FIG. 2 is a diagram showing another example of the optical path length changing means.

[Explanation of symbols]

 1 Fiducial plate 1a Opening pattern 16 Pressure adjustment mechanism 17 Lens drive system 19,21 Drive unit 23 Wedge type lens element 25 Mask holder drive system

─────────────────────────────────────────────────── ─── Continuation of front page (51) Int.Cl. ⁵ Identification code Office reference number FI Technical display location G03F 7/207 H 7316-2H

Claims (4)

[Claims] 1. A mask, a projection optical system, a reference plane disposed at a position substantially conjugate with the mask through the projection optical system, and having a light-transmissive aperture pattern, and illuminating the aperture pattern. An illumination unit and an image of the aperture pattern illuminated by the illumination unit and projected onto the mask through the projection optical system is detected through the projection optical system and the aperture pattern, and passes through the aperture pattern.
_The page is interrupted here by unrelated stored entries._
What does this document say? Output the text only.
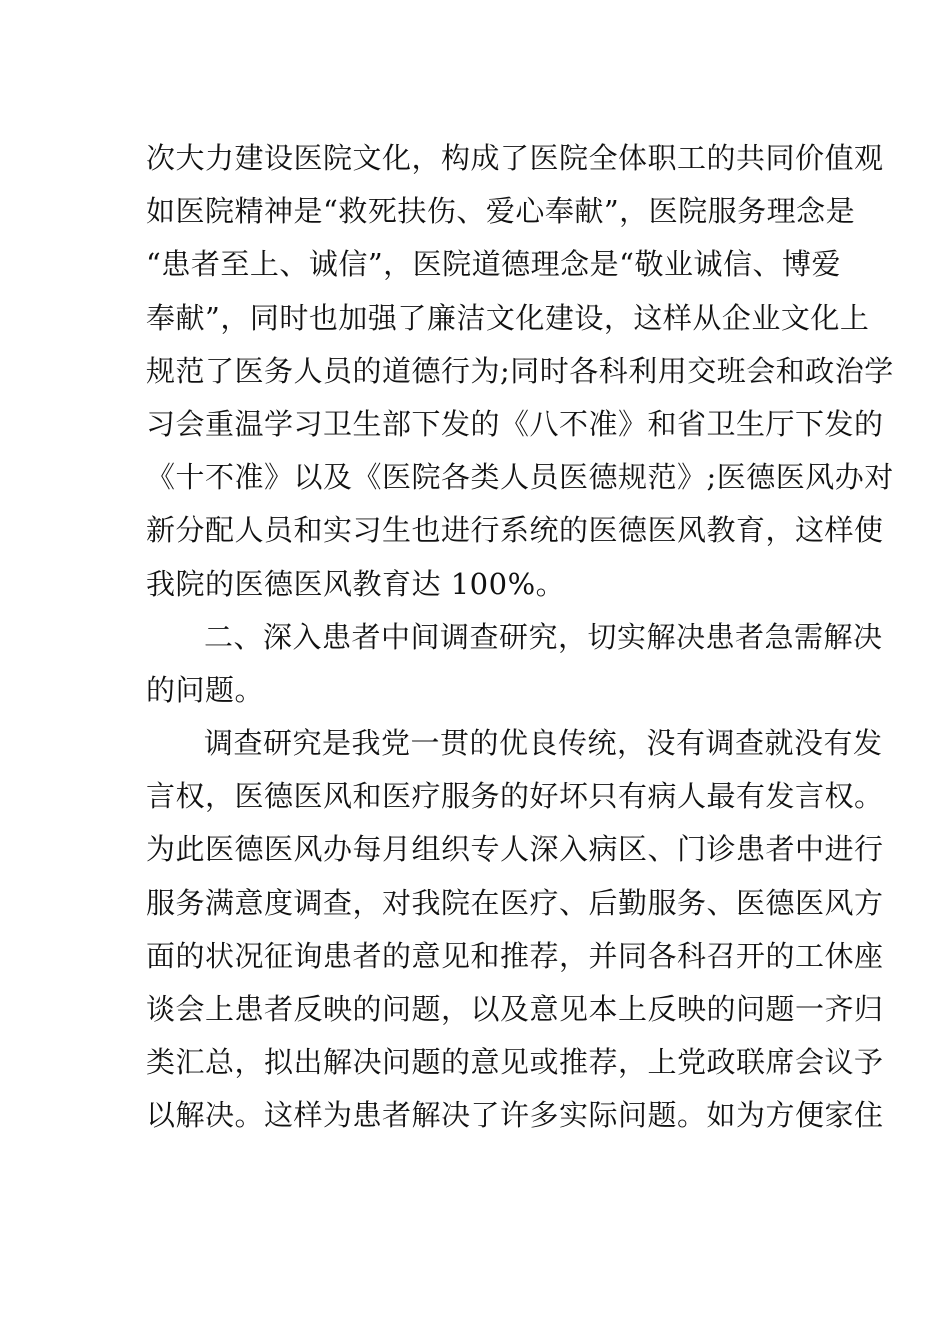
次大力建设医院文化，构成了医院全体职工的共同价值观
如医院精神是“救死扶伤、爱心奉献”，医院服务理念是
“患者至上、诚信”，医院道德理念是“敬业诚信、博爱
奉献”，同时也加强了廉洁文化建设，这样从企业文化上
规范了医务人员的道德行为;同时各科利用交班会和政治学
习会重温学习卫生部下发的《八不准》和省卫生厅下发的
《十不准》以及《医院各类人员医德规范》;医德医风办对
新分配人员和实习生也进行系统的医德医风教育，这样使
我院的医德医风教育达 100%。
二、深入患者中间调查研究，切实解决患者急需解决
的问题。
调查研究是我党一贯的优良传统，没有调查就没有发
言权，医德医风和医疗服务的好坏只有病人最有发言权。
为此医德医风办每月组织专人深入病区、门诊患者中进行
服务满意度调查，对我院在医疗、后勤服务、医德医风方
面的状况征询患者的意见和推荐，并同各科召开的工休座
谈会上患者反映的问题，以及意见本上反映的问题一齐归
类汇总，拟出解决问题的意见或推荐，上党政联席会议予
以解决。这样为患者解决了许多实际问题。如为方便家住
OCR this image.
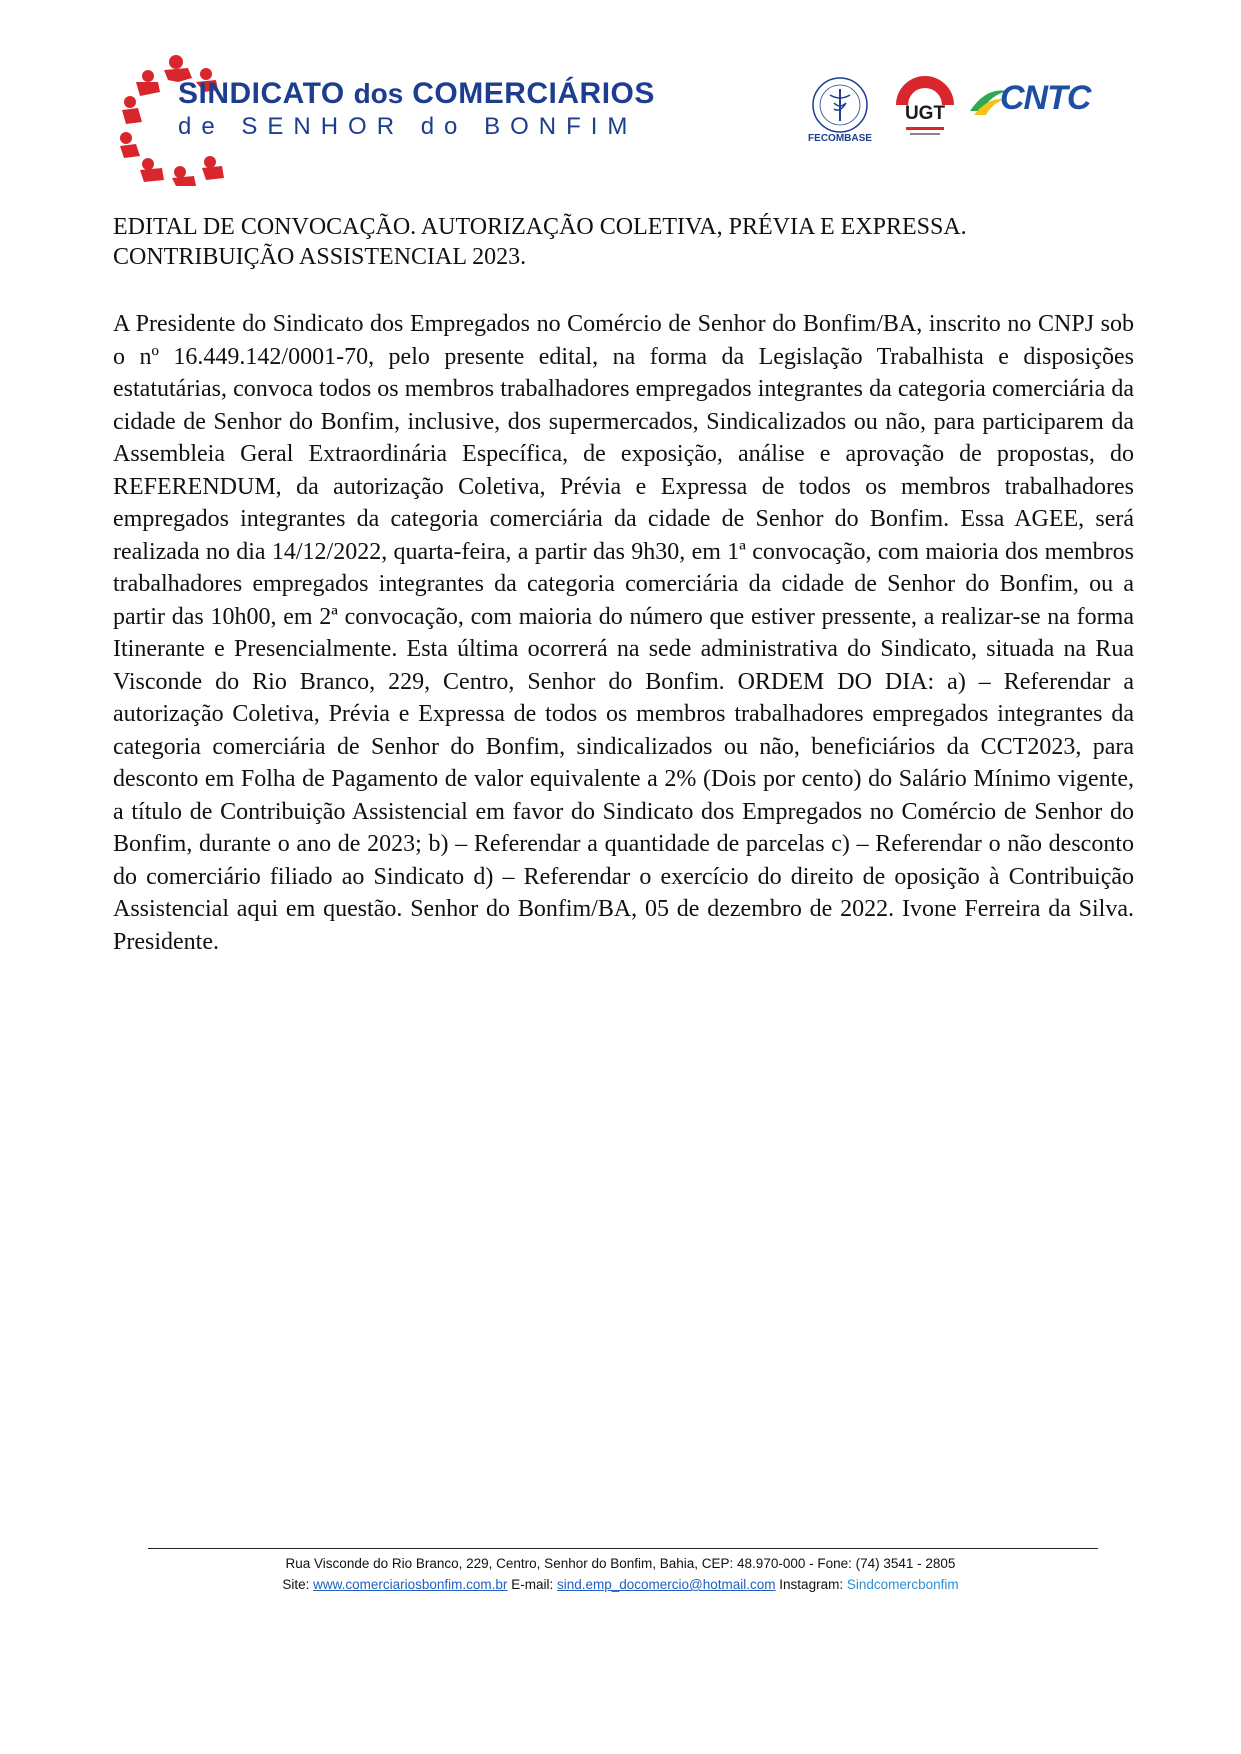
SINDICATO dos COMERCIÁRIOS
de SENHOR do BONFIM	FECOMBASE
UGT	CNTC

EDITAL DE CONVOCAÇÃO. AUTORIZAÇÃO COLETIVA, PRÉVIA E EXPRESSA. CONTRIBUIÇÃO ASSISTENCIAL 2023.

A Presidente do Sindicato dos Empregados no Comércio de Senhor do Bonfim/BA, inscrito no CNPJ sob o nº 16.449.142/0001-70, pelo presente edital, na forma da Legislação Trabalhista e disposições estatutárias, convoca todos os membros trabalhadores empregados integrantes da categoria comerciária da cidade de Senhor do Bonfim, inclusive, dos supermercados, Sindicalizados ou não, para participarem da Assembleia Geral Extraordinária Específica, de exposição, análise e aprovação de propostas, do REFERENDUM, da autorização Coletiva, Prévia e Expressa de todos os membros trabalhadores empregados integrantes da categoria comerciária da cidade de Senhor do Bonfim. Essa AGEE, será realizada no dia 14/12/2022, quarta-feira, a partir das 9h30, em 1ª convocação, com maioria dos membros trabalhadores empregados integrantes da categoria comerciária da cidade de Senhor do Bonfim, ou a partir das 10h00, em 2ª convocação, com maioria do número que estiver pressente, a realizar-se na forma Itinerante e Presencialmente. Esta última ocorrerá na sede administrativa do Sindicato, situada na Rua Visconde do Rio Branco, 229, Centro, Senhor do Bonfim. ORDEM DO DIA: a) – Referendar a autorização Coletiva, Prévia e Expressa de todos os membros trabalhadores empregados integrantes da categoria comerciária de Senhor do Bonfim, sindicalizados ou não, beneficiários da CCT2023, para desconto em Folha de Pagamento de valor equivalente a 2% (Dois por cento) do Salário Mínimo vigente, a título de Contribuição Assistencial em favor do Sindicato dos Empregados no Comércio de Senhor do Bonfim, durante o ano de 2023; b) – Referendar a quantidade de parcelas c) – Referendar o não desconto do comerciário filiado ao Sindicato d) – Referendar o exercício do direito de oposição à Contribuição Assistencial aqui em questão. Senhor do Bonfim/BA, 05 de dezembro de 2022. Ivone Ferreira da Silva. Presidente.

Rua Visconde do Rio Branco, 229, Centro, Senhor do Bonfim, Bahia, CEP: 48.970-000 - Fone: (74) 3541 - 2805
Site: www.comerciariosbonfim.com.br E-mail: sind.emp_docomercio@hotmail.com Instagram: Sindcomercbonfim
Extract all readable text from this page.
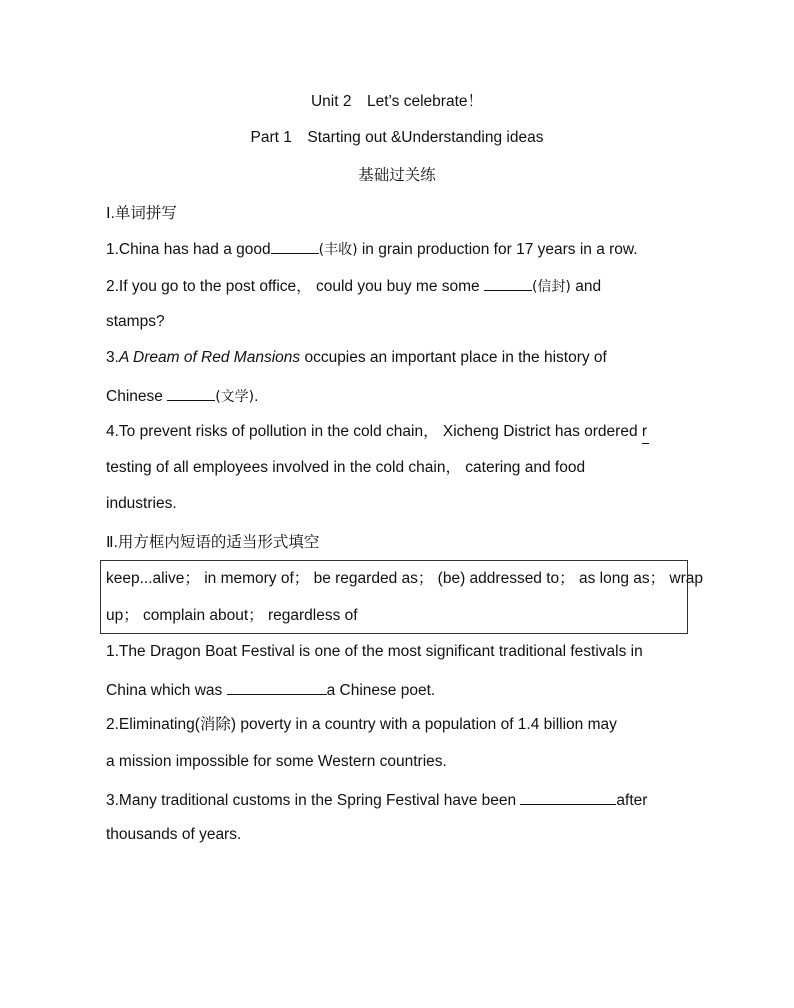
Unit 2　Let’s celebrate！
Part 1　Starting out &Understanding ideas
基础过关练
Ⅰ.单词拼写
1.China has had a good	(丰收) in grain production for 17 years in a row.
2.If you go to the post office， could you buy me some	(信封) and
stamps?
3.A Dream of Red Mansions occupies an important place in the history of
Chinese	(文学).
4.To prevent risks of pollution in the cold chain， Xicheng District has ordered r
testing of all employees involved in the cold chain， catering and food
industries.
Ⅱ.用方框内短语的适当形式填空
keep...alive； in memory of； be regarded as； (be) addressed to； as long as； wrap
up； complain about； regardless of
1.The Dragon Boat Festival is one of the most significant traditional festivals in
China which was	a Chinese poet.
2.Eliminating(消除) poverty in a country with a population of 1.4 billion may
a mission impossible for some Western countries.
3.Many traditional customs in the Spring Festival have been	after
thousands of years.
A detecting means for detecting a change in the light amount of the image, and a focus position detecting device for detecting a conjugate position of the mask with respect to the projection optical system, based on a detection result by the detecting means, at least the projection optical system. An image of the aperture pattern is formed by moving a part or the mask in the optical axis direction of the projection optical system or by inclining the mask with respect to the optical axis. Focal position detecting apparatus comprising the optical path length changing means for changing the optical path length of a light beam. 2. The focus position detecting device according to claim 1, wherein the optical path length changing unit is a pressure adjusting unit that adjusts a pressure in a space between optical elements forming the projection optical system. 3. A focus position detecting device for detecting a conjugate position of a mask pattern surface on a stage side with respect to a projection optical system, comprising: an illuminating means for illuminating an optically transparent aperture pattern formed on the stage; and the illuminating means. The reflected light of the image of the aperture pattern, which is illuminated by the projection optical system and projected onto the mask pattern surface, is detected via the projection optical system and the aperture pattern, and the image passed through the aperture pattern. At least a part of the projection optical system up to a position where the maximum or the minimum of the change in the light amount is obtained based on the output of the detection unit,
Alternatively, the focus position detecting device is provided with an optical path length changing means for changing the optical path length of the light flux forming the image of the aperture pattern and the optical path length of the reflected light by moving the mask pattern surface. 4. A focus position detection for detecting a conjugate position of a pattern surface of the mask on the object side with respect to the projection optical system in a projection exposure apparatus for exposing a pattern of the mask onto the object via the projection optical system. In the method, the step of positioning an aperture pattern formed in a reference plane arranged in the same plane as the object at a plurality of predetermined positions with respect to the optical axis of the projection optical system; Illuminating the aperture pattern in each, and detecting reflected light of the image of the aperture pattern projected on the mask pattern surface via the projection optical system via the projection optical system and the aperture pattern; By changing at least a part of the projection optical system or the mask, the optical path length of the light flux forming the image of the aperture pattern and the optical path length of the reflected light are changed. While detecting the amount of light of the image that has passed through the aperture pattern; and obtaining the maximum or minimum of the detected amount of light, at least a part of the projection optical system, or a position of the mask. A step of calculating the conjugate position based on the position obtained at each of the plurality of positions, the focus position detecting method.